Yizhong Wang

PhD student
Paul G. Allen School of Computer Science & Engineering
University of Washington, Seattle, WA

Email: yizhongw [at] cs.washington.edu

Short Bio

I am a fifth-year PhD student at the Paul G. Allen School of Computer Science & Engineering, University of Washington. I am very fortunate to be co-advised by Hannaneh Hajishirzi and Noah Smith. I am also a part-time research intern at Allen Institute for Artificial Intelligence. I have previously interned at Meta AI, Microsoft Research, and Baidu NLP. Prior to UW, I obtained my Master's degree from Peking University and Bachelor's degree from Shanghai Jiao Tong University.

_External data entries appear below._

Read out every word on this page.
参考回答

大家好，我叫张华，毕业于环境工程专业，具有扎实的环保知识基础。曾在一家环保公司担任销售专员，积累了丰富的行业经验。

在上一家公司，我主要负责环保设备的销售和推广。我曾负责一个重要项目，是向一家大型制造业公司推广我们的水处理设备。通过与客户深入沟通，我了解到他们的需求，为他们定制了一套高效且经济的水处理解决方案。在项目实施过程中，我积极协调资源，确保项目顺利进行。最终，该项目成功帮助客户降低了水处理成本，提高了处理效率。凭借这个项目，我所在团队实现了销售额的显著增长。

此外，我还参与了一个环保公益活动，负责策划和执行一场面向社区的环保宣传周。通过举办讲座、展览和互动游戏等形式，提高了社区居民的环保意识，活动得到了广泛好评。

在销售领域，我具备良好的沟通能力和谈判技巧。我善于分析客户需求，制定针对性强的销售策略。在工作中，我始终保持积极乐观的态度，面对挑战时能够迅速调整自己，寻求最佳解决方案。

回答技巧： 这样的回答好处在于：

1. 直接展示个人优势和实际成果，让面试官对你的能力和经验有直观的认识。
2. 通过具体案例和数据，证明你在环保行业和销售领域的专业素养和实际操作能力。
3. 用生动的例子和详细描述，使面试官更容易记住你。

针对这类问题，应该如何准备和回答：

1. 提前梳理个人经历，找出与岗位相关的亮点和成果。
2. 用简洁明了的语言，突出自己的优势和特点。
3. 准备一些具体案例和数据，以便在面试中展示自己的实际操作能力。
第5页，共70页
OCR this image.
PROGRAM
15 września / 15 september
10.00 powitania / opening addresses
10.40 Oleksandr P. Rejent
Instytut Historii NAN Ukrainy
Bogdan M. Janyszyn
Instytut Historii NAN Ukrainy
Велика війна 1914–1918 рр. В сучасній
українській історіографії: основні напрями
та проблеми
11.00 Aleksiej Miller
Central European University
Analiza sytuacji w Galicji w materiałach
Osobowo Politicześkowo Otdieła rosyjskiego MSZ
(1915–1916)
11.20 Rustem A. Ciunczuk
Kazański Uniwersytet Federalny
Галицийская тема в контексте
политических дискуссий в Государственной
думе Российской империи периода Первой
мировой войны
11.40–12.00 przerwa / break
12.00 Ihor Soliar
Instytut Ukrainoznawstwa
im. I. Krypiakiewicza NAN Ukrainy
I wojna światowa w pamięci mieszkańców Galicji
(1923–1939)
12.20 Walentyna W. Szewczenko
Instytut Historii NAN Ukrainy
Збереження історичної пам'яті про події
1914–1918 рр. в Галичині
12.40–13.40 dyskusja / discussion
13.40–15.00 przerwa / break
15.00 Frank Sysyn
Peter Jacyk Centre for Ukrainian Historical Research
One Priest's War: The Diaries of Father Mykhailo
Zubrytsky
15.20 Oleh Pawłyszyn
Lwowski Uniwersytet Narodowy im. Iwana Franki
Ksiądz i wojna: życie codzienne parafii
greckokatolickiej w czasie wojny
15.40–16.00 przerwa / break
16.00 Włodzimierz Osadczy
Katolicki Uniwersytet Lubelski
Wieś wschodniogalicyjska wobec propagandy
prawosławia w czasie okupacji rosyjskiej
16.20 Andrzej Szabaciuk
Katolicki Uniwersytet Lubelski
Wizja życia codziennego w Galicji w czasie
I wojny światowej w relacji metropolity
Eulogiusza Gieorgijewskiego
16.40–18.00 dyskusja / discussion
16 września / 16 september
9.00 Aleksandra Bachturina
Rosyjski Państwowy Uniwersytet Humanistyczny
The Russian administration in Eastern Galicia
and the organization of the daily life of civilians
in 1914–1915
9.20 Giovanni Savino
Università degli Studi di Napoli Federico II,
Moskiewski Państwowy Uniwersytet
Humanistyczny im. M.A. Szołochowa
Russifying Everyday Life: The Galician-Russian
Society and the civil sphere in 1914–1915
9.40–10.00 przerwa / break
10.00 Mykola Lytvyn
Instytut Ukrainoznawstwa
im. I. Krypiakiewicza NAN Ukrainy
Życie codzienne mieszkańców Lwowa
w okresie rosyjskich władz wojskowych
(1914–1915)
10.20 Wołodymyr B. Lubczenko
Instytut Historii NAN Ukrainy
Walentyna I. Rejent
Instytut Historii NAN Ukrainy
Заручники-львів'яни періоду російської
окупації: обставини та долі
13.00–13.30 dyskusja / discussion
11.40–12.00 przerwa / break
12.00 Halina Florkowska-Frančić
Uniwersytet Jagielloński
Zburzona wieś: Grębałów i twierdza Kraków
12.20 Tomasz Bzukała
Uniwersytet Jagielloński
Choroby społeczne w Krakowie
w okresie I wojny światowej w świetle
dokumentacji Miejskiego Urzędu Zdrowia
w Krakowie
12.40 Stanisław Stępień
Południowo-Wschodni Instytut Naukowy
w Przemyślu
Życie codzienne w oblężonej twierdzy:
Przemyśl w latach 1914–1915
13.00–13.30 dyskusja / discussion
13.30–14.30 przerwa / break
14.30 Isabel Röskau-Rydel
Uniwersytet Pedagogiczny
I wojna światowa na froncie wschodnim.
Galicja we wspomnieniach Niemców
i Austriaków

My primary research interests lie in natural language processing and machine learning. I am excited about the generality of large language models. In particular, my recent research focuses on building general-purpose instruction-following models and algorithms for adaptating them to many scenarios based on various forms of supervision. This includes Super-NaturalInstructions, Self-Instruct, Tülu.

My name is written as 王义中 in Chinese characters.

  • Sep. 22, 2023
  • 📢 We are organizing a Workshop on Instruction Tuning and Instruction Following at NeurIPS 2023. Please consider submitting your paper or joining us in the conference!
  • Sep. 22, 2023
  • Tülu got accepted into NeurIPS 2023 Datasets and Benchmarks Track. See people in New Orleans!
  • June 9, 2023
  • We arxived a paper that systematically studies instruction tuning resources and released Tülu, a suite of full-parameter instruction-tuned models from 7B to 65B! [Tweets]
  • May 2, 2023
  • We have three papers accepted by ACL 2023. Looking forward to meeting people at Toronto!
  • Apr. 18, 2023
  • I gave a talk about instruction tuning of large languag models at JHU. [Slides][Video]
  • Jan. 23, 2023
  • I started doing part-time research internship at AI2.
  • Dec. 20, 2022
  • We arxived Self-Instruct, a new way to align language models with little human annotation. [Tweets]
  • Apr. 16, 2022
  • We released Natural Instructions V2 that covers 1600+ NLP tasks together with their instructions!

    Selected Publications [Google Scholar]

    How Far Can Camels Go? Exploring the State of Instruction Tuning on Open Resources (Spotlight)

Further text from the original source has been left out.